Gegen Napoli lupft er einen Penalty frech in die Mitte. Dieser Panenka-Elfmeter ist zwar nur das späte 1:3. Trotzdem jubelt Kololli ausgelassen über den Ehrentreffer. «Ich lebe das Spiel anders. Die Wut über die Niederlage musste raus», sagt er.
Trotz aller Nebenschauplätze und Diskussionen steht sein aktueller Trainer Ludovic Magnin voll hinter seinem Schützling. Denn er erinnert ihn an sein früheres Ich: «Benjamin hat etwas Verrücktes. Er hat einen klaren, manchmal harten Kopf, und er scheut sich nicht davor, Verantwortung zu tragen», sagt er.
In den letzten fünf Spielen ohne Kololli hat der FCZ nur einen Punkt geholt. Kein Wunder, denn der Flügelstürmer ist an 36 Prozent aller FCZ-Tore beteiligt. Für den Cup-Halbfinal ist Kololli deswegen ein Ass im Ärmel der Zürcher. Bei der 0:3-Niederlage gegen Lugano wurde er am vergangenen Wochenende in der Schlussphase bereits eingewechselt, um sich nach seiner Verletzung an die Wettkampfintensität zu gewöhnen. Gegen den FC Basel könnte seine Anwesenheit auf dem Platz den Unterschied ausmachen.
Als der FCZ im letzten Jahr den Schweizer Cup gewann, war Kololli noch nicht dabei. Jetzt muss er sich in der Garderobe immer wieder anhören, wie schön dieses Erlebnis, dieser Titelgewinn war. Deswegen ist der Sommer-Neuzugang besonders motiviert: «Ich habe noch nie einen Titel gewonnen, deswegen wäre die Verteidigung des Cupsieges unglaublich.»

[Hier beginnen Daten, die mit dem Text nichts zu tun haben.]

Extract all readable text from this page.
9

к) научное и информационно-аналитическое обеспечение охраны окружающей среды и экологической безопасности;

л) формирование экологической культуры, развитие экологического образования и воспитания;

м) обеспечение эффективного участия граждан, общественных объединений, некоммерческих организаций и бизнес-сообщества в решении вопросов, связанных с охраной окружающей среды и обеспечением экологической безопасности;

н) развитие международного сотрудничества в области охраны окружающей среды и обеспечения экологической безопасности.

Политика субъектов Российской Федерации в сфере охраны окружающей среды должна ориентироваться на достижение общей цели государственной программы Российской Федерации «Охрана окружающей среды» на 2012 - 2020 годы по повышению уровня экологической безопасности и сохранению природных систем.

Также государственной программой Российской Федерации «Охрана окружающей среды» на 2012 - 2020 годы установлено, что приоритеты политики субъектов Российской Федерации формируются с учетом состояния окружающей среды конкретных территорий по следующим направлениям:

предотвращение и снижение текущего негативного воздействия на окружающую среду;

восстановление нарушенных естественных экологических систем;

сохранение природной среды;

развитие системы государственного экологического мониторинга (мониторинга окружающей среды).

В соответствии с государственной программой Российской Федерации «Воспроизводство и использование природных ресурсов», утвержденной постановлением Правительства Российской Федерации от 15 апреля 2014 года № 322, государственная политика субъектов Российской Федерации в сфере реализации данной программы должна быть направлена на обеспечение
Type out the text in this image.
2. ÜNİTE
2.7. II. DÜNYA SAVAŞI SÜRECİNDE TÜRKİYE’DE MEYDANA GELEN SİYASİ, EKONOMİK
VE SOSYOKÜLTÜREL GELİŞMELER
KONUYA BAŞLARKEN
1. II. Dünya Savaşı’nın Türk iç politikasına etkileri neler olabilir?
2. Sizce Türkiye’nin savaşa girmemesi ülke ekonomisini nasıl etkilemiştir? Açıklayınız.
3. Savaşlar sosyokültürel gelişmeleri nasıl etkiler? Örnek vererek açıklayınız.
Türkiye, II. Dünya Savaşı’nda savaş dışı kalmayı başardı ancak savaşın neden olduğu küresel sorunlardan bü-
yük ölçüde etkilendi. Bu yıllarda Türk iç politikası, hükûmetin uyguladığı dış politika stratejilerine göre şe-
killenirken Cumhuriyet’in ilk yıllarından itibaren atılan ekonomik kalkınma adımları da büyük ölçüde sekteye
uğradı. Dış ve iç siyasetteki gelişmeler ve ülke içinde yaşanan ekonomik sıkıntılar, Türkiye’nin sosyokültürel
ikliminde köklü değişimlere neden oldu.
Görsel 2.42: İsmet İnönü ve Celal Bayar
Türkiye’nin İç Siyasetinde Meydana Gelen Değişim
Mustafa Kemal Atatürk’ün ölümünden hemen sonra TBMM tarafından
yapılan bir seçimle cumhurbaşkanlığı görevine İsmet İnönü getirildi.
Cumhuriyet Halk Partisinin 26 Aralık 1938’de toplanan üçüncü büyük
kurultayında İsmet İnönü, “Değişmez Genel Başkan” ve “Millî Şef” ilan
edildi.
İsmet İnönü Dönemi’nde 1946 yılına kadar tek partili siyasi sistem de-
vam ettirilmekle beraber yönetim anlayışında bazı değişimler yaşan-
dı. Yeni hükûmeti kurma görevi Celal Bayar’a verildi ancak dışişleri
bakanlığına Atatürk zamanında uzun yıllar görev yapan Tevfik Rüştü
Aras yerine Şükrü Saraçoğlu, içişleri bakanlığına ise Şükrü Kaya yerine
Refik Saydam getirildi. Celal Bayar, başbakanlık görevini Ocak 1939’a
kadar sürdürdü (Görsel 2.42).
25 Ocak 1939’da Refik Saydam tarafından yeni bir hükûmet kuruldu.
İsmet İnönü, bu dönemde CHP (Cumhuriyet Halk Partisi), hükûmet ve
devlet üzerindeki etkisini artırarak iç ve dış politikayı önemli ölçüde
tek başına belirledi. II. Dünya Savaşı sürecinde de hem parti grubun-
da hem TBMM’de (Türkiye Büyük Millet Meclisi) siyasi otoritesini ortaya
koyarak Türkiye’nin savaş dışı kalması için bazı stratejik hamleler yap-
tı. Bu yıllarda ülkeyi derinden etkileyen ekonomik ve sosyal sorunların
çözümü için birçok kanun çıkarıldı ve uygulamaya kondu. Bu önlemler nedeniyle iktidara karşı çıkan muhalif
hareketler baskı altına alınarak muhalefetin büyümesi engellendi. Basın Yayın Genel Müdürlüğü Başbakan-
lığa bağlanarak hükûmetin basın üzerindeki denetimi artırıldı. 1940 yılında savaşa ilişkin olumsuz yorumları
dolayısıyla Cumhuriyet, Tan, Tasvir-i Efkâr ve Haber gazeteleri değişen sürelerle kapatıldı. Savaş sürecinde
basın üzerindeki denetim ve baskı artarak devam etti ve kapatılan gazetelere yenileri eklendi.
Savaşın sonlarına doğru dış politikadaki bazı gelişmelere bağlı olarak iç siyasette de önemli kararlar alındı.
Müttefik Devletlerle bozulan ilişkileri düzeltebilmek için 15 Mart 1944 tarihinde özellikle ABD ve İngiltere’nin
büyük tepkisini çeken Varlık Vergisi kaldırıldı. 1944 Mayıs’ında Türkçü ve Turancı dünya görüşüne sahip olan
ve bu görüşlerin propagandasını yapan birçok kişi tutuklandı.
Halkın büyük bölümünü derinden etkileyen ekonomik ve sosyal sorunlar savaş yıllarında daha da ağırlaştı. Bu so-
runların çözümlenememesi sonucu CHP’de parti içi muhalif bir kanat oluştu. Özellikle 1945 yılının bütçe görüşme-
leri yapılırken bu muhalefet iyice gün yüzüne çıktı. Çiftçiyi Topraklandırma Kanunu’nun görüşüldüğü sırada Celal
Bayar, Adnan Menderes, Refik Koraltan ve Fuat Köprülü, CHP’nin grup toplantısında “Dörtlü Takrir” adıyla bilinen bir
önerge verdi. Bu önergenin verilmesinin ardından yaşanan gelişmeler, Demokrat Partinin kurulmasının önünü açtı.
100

Auch in der Nations League ist Kololli mit dem Kosovo noch zwei Spiele von einem Titel entfernt. Als Meister der Gruppe D könnte sich das 1,8-Millionen-Einwohner-Land auch noch für die EM 2020 qualifizieren. Kolollis dunkelbraune Augen funkeln schon heute fast so wie seine beiden Glitzer-Ohrringe, wenn er erzählt, wie sehr er sich wünscht, seine Heimat an einer EM zu vertreten und natürlich ein eigenes Panini-Sammelbild zu besitzen.
Ob er das zur Not auch als Aussenverteidiger mitmachen würde? «Bernhard Challandes wird mich als Offensivspieler aufbieten.» Falls nicht, dreht Benjamin Kololli womöglich wieder irgendwo alleine seine Runden.